= Geology of Lesotho =

The geology of Lesotho is built on ancient crystalline basement rock up to 3.6 billion years old, belonging to the Kaapvaal craton, a section of stable primordial crust. Most of the rocks in the country are sedimentary or volcanic units, belonging to the Karoo Supergroup. The country is notable for large fossil deposits and intense erosion due to high rainfall and a rare case of southern African glaciation during the last ice age. Lesotho has extensive diamonds and other natural resources and has the highest concentration of kimberlite pipes anywhere in the world.

==Stratigraphy and geologic history==
Lesotho shares many commonalities with the geology of South Africa, with Kaapvaal craton crystalline basement rock that formed 3.6 to 2.5 billion years ago. Geologists have gleaned insights into Lesotho's deep past through extrapolation from South Africa, xenoliths extracted from kimberlite pipes and other data from drilling. Above the ancient basement rocks, almost all of the rocks in Lesotho are part of the Karoo Supergroup, the most widespread stratigraphic unit in southern Africa.

The Karoo Supergroup began to form 510 million years ago in a rift valley in the south of the supercontinent Gondwana, spanning into what is now southern South America. The Burgersdorp Formation is the top unit of the Beaufort Group and the oldest Karoo-related unit in Lesotho, with red and maroon sandstones interspersed with thin coal seams. The Stormberg Group is divided between the Molteno Formation, Elliot Formation and Clarens Formation. The Molteno Formation is 15 to 300 meters thick and records a Late Triassic lake bed environment, with abundant plant and insect fossils. There is an unconformity between the Molteno and the overlying 70 to 250 meter thick sandstones, mudstones and siltstones of the Elliot Formation, which contains silicified wood and dinosaur fossils. The 15 to 250 meter thick Clarens Formation lies atop the Elliot Formation and has sandstones, siltstones and thin bands of chert.

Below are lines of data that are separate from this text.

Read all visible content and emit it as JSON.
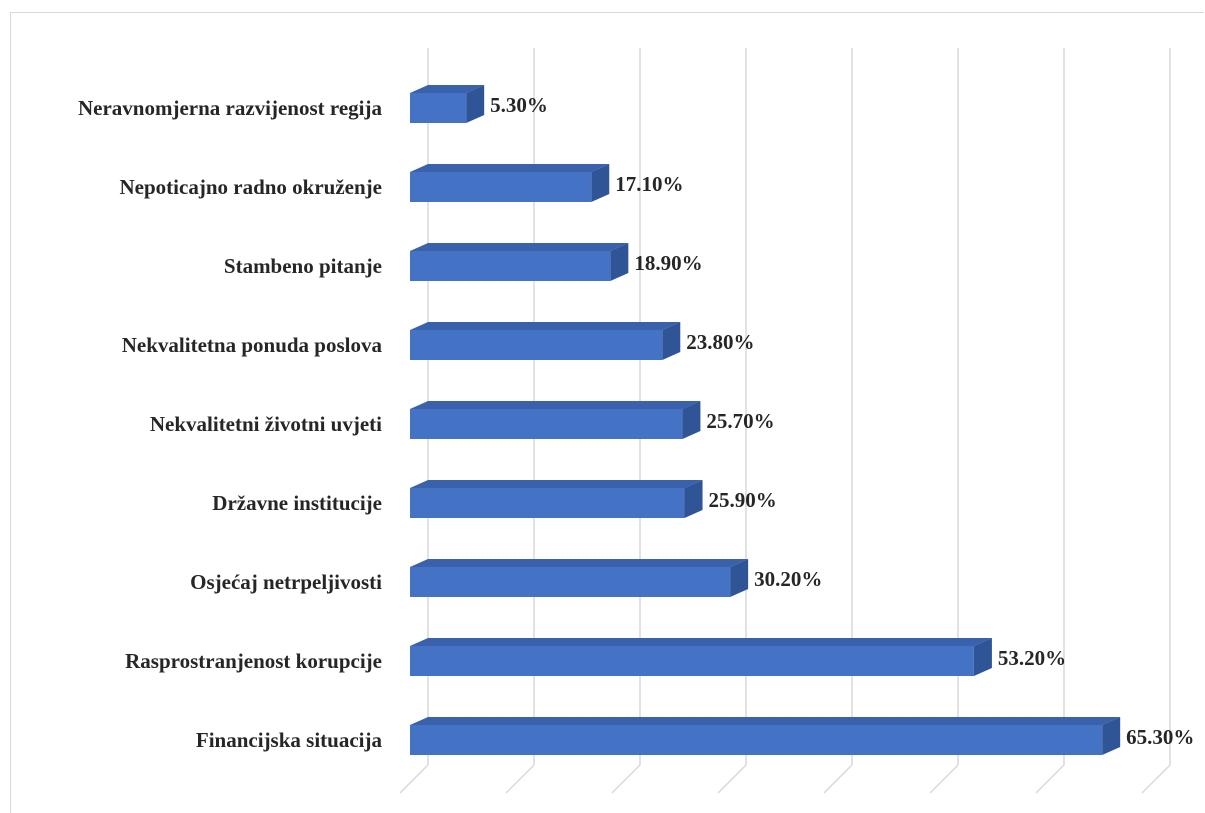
{
  "chart_data": {
    "type": "bar",
    "orientation": "horizontal",
    "style": "3d",
    "categories": [
      "Neravnomjerna razvijenost regija",
      "Nepoticajno radno okruženje",
      "Stambeno pitanje",
      "Nekvalitetna ponuda poslova",
      "Nekvalitetni životni uvjeti",
      "Državne institucije",
      "Osjećaj netrpeljivosti",
      "Rasprostranjenost korupcije",
      "Financijska situacija"
    ],
    "values": [
      5.3,
      17.1,
      18.9,
      23.8,
      25.7,
      25.9,
      30.2,
      53.2,
      65.3
    ],
    "data_labels": [
      "5.30%",
      "17.10%",
      "18.90%",
      "23.80%",
      "25.70%",
      "25.90%",
      "30.20%",
      "53.20%",
      "65.30%"
    ],
    "xlim": [
      0,
      70
    ],
    "grid": true,
    "colors": {
      "bar_front": "#4472c4",
      "bar_top": "#3a62ac",
      "bar_side": "#2f5597",
      "grid": "#d9d9d9"
    }
  }
}
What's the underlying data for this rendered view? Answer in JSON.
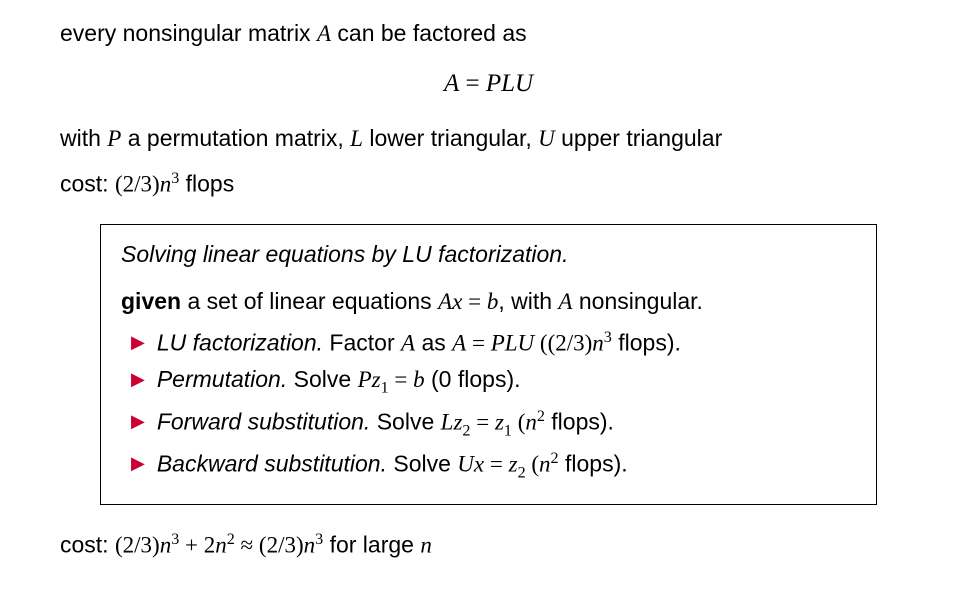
{
  "intro": {
    "line1_prefix": "every nonsingular matrix ",
    "line1_A": "A",
    "line1_suffix": " can be factored as"
  },
  "equation": {
    "lhs": "A",
    "eq": " = ",
    "rhs": "PLU"
  },
  "desc": {
    "prefix": "with ",
    "P": "P",
    "p_desc": " a permutation matrix, ",
    "L": "L",
    "l_desc": " lower triangular, ",
    "U": "U",
    "u_desc": " upper triangular"
  },
  "cost1": {
    "label": "cost: ",
    "open": "(",
    "frac": "2/3",
    "close": ")",
    "n": "n",
    "exp": "3",
    "flops": " flops"
  },
  "algo": {
    "title": "Solving linear equations by LU factorization.",
    "given_bold": "given",
    "given_pre": " a set of linear equations ",
    "given_eq_A": "A",
    "given_eq_x": "x",
    "given_eq_eq": " = ",
    "given_eq_b": "b",
    "given_mid": ", with ",
    "given_A2": "A",
    "given_post": " nonsingular.",
    "steps": [
      {
        "name": "LU factorization.",
        "pre": " Factor ",
        "m1": "A",
        "mid1": " as ",
        "m2": "A",
        "eq": " = ",
        "m3": "PLU",
        "cost_open": " ((",
        "frac": "2/3",
        "cost_close1": ")",
        "n": "n",
        "exp": "3",
        "flops": " flops)."
      },
      {
        "name": "Permutation.",
        "pre": " Solve ",
        "m1": "P",
        "m2": "z",
        "sub": "1",
        "eq": " = ",
        "m3": "b",
        "cost": " (0 flops)."
      },
      {
        "name": "Forward substitution.",
        "pre": " Solve ",
        "m1": "L",
        "m2": "z",
        "sub": "2",
        "eq": " = ",
        "m3": "z",
        "sub2": "1",
        "cost_open": " (",
        "n": "n",
        "exp": "2",
        "flops": " flops)."
      },
      {
        "name": "Backward substitution.",
        "pre": " Solve ",
        "m1": "U",
        "m2": "x",
        "eq": " = ",
        "m3": "z",
        "sub2": "2",
        "cost_open": " (",
        "n": "n",
        "exp": "2",
        "flops": " flops)."
      }
    ]
  },
  "cost2": {
    "label": "cost: ",
    "open1": "(",
    "frac1": "2/3",
    "close1": ")",
    "n1": "n",
    "exp1": "3",
    "plus": " + 2",
    "n2": "n",
    "exp2": "2",
    "approx": " ≈ ",
    "open2": "(",
    "frac2": "2/3",
    "close2": ")",
    "n3": "n",
    "exp3": "3",
    "forlarge": " for large ",
    "n4": "n"
  },
  "style": {
    "bullet_color": "#cc0033",
    "text_color": "#000000",
    "bg_color": "#ffffff",
    "font_size_body": 23,
    "font_size_eq": 25,
    "border_color": "#000000"
  }
}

The Early Jurassic, amygdale enriched volcanic rocks of the Lesotho Formation (part of the Drakensberg Group) cap the sedimentary sequence and form Lesotho's mountain tops, with a 1.6 kilometer thick layer. For the most part, the Lesotho Formation is basalt that cooled from a tholeiitic magma series. The numerous layers of ropy plateau basalt are intruded by 70 volcanic vents and over 1000 dikes and sills. Kimberlite pipes may have formed during eruptions in the Cretaceous marking an end to volcanic activity.

In the Cenozoic Lesotho experienced high rainfall and was one of the few places in southern Africa glaciated during the Pleistocene. As a result, extreme erosion formed cobble beds with sand and clay layers in lower elevation valleys, with material up to 20 meters thick. Donga is a local term for the steep-sided ravines common in Lesotho that formed in this material.

==Structural geology and tectonics==
Lesotho forms a syncline within the larger southern African Karoo Basin and the sediments of the Karoo Supergroup were influenced by deformation at three different times before, during and after the formation of the Drakensberg mountains. The Hellspoort fault is the only large fault in the country, running northeast–southwest with a vertical displacement of 300 meters near Mafeteng, although there are other smaller faults.

==Hydrogeology==
More than 50% of Lesotho's territory is underlain by fractured igneous rock aquifers, such as the low permeability basalt of the Lesotho Formation. Dolerite-dike related aquifers have high water productivity in fractures that formed in the surrounding rock due to the high temperature of the intrusion. The sandstones of the Clarens Formation, Elliot Formation and Burgersdorp Formation are small or low quality aquifers, but the Molteno Formation is regarded as the best aquifer in Lesotho with high yield and frequent springs. Steep terrain, rain and snow melt mean that Lesotho has a high risk of landslides.

==Natural resource geology==
Lesotho has extensive diamond deposits in both kimberlites and alluvial gravel. The country has the highest concentration of kimberlite bodies in the world—a total of more than 400, including 343 dikes, 39 pipes and 23 blows. Northern Lesotho has an average of one kimberlite body for every 10 square kilometers. In spite of the large deposits, very few sites are mined and research is ongoing into alluvial deposits. The Karoo Supergroup hosts low-grade uranium and likely coal and coal-bed methane, although the Lower Karoo which hosts the coal seams does not outcrop in Lesotho. The country has quarrying of Quaternary clay deposits, Drakensberg Group fine-grained basalts and sandstones in the Elliot, Molteno and Clarens Formations.